I have data that was sent to me, and I need to normalize it. The data is in a sql table, but each row has multiple multi value columns. An example is the following:
ID fname lname projects projdates
1 John Doe projA;projB;projC 20150701;20150801;20150901
2 Jane Smith projD;;projC 20150701;;20150902
3 Lisa Anderson projB;projC 20150801;20150903
4 Nancy Johnson projB;projC;projE 20150601;20150822;20150904
5 Chris Edwards projA 20150905
Needs too look like this:
ID fname lname projects projdates
1 John Doe projA 20150701
1 John Doe projB 20150801
1 John Doe projC 20150901
2 Jane Smith projD 20150701
2 Jane Smith projC 20150902
3 Lisa Anderson projB 20150801
3 Lisa Anderson projC 20150903
4 Nancy Johnson projB 20150601
4 Nancy Johnson projC 20150822
4 Nancy Johnson projE 20150904
5 Chris Edwards projA 20150905
I need to split it into rows for the id, fname, lname, and parsing the projects and proddates into separate records. I have found many posts with split functions and I can get it to work for 1 column, but not 2. When I do 2 columns it permeates the split. ie for John Doe, it gives me records for projA 3 times, once for each of the proddates. I need to coorelate each multivalue project record with only it's respective projdate and not the others.
Any thoughts?
Thanks!
If you use Jeff Moden's "DelimitedSplit8K" splitter (Which I have renamed here "fDelimitedSplit8K")
(Ref. Figure 21: The Final "New" Splitter Code, Ready for Testing)
to do the heavy lifting for the splits, the rest becomes fairly straightforward, using CROSS APPLY and WHERE to get the proper joining.

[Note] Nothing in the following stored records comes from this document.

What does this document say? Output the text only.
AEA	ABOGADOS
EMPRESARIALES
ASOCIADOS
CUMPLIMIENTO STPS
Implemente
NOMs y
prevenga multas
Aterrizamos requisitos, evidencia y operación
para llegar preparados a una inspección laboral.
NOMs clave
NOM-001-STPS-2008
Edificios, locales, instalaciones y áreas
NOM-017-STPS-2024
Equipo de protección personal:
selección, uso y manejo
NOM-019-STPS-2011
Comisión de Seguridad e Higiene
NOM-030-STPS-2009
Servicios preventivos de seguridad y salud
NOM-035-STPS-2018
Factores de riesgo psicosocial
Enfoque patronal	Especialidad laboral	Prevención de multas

IF object_ID (N'tempdb..#tInputData') is not null
DROP TABLE #tInputData
CREATE TABLE #tInputData (
ID INT
PRIMARY KEY CLUSTERED -- Add IDENTITY if ID needs to be set at INSERT time
, FName VARCHAR (30)
, LName VARCHAR (30)
, Projects VARCHAR (4000)
, ProjDates VARCHAR (4000)
)
INSERT INTO #tInputData
( ID, FName, LName, Projects, ProjDates )
VALUES
( 1, 'John', 'Doe' , 'projA;projB;projC' , '20150701;20150801;20150901'),
( 2, 'Jane', 'Smith' , 'projD;;projC' , '20150701;;20150902'),
( 3, 'Lisa', 'Anderson' , 'projB;projC' , '20150801;20150903'),
( 4, 'Nancy', 'Johnson' , 'projB;projC;projE' , '20150601;20150822;20150904'),
( 5, 'Chris', 'Edwards' , 'projA' , '20150905')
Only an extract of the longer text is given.